Okay so my parents divorced when I was like 3. I have no memory of them being together or anything. I visited my dad’s every other weekend from about 5 or 6 till I was 12. My mom has never been a super affection but my dad had a habit of hugging and kissing me every time he picked and dropped off me and my brother for the weekend, telling us goodnight, etc… My Dad and I were never really on the same wavelength he was very much a masculine sporty guy and I was a quiet, anxiety riddled little girl who had absolutely no interest in sports so I never had much to talk to him about. Despite this I created a huge attachment around him. I knew he favored my brother over me and it always made me sad but I loved my dad. Well when I was 12 my Dad cut me off. He cut off all contact spontaneously and I have only seen him in passing since. I’ve always carried a huge weight over it and it flung me into a depression when I was 13. I felt like I had to have done something wrong if my Dad didn’t even want me. As a 20 year old now I understand issues are wayyyy more complex than that but I still carry an immense weight over it. We both live in the same small town and I see his house literally everyday in passing and I always think about reaching out to him. But…I’m terrified. I feel like I want to write a letter explaining how I felt and how I feel now and telling him I will always love him but I’m so scared that I won’t get a response. Because at that point doesn’t it mean all my assumptions were right?

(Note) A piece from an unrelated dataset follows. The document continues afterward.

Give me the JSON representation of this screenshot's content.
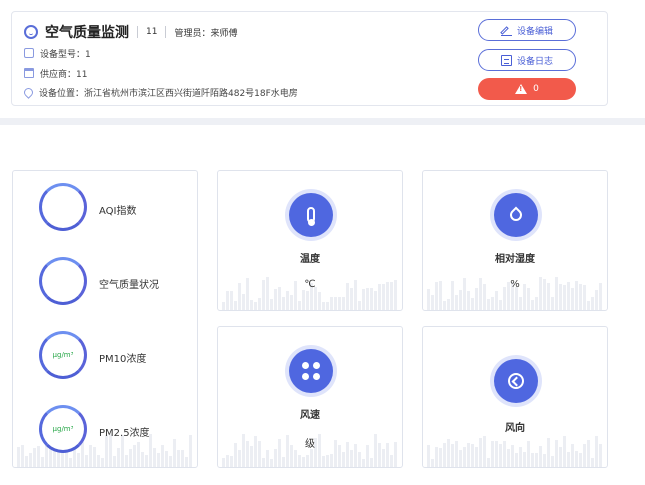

That he really just didn’t love me or want me? But I feel like if I don’t then I’ll live the rest of my life missing a piece of me and forever yearning for him to be there. I don’t know what to do and I’m just looking for an opinion that isn’t coming from my mom (who still holds a lot of anger and resentment about the whole thing) or family trying to just tell me what they think I want to hear.
This is a tough situation. On one hand I want to say don’t look for him, don’t write to him or anything because he was the one who left you and there isn’t no point in trying. What for? He doesn’t deserve it… on the other hand I want to say do it, write a letter get everything off your chest Only if you are prepared and ready to handle everything. From a no response,to a response but hurtful or maybe a good response. Things can go either way here. Stop and think this… if something bad was to happen to him would you be content with the choice you’ve made ? Life is short .
If I am being honest I usually just flip a coin in torn situations, it’s like I’m letting destiny or the universe help me decide. Good luck with whatever you chose to do .
I suggest you to talk to your mom, and tell her all these feeling. Convince your mom or try to engage with her to know more that what is making her scared or why she didn’t took this initiative? And I think after that, you can reach out to your dad one time by letter or phone call and see what he says about things.
That way you will be clear in your mind that what has been going on?
But respect that mother who has been with you in this time.
Let him know your feelings through your brother.
Make sure your brother in 1st place understand your genuine feelings, and try to figure out if he stands with you.
Nevertheless, if you are not hopeful about him,
Walk in rather than write to him
Talk to him 1 on 1.
This shall clear all the clouds of speculations.
Either he will have you
You will let him go for good.
Act now to gain your peace of mind and to shape your life accordingly.
Just contact him, or this weight will get heavier and heavier. sum up all your courage and just go for it. You have seen the worse. He cannot do anything worse than leaving you.
Maybe he also want to talk to you but he doesn’t have that much courage.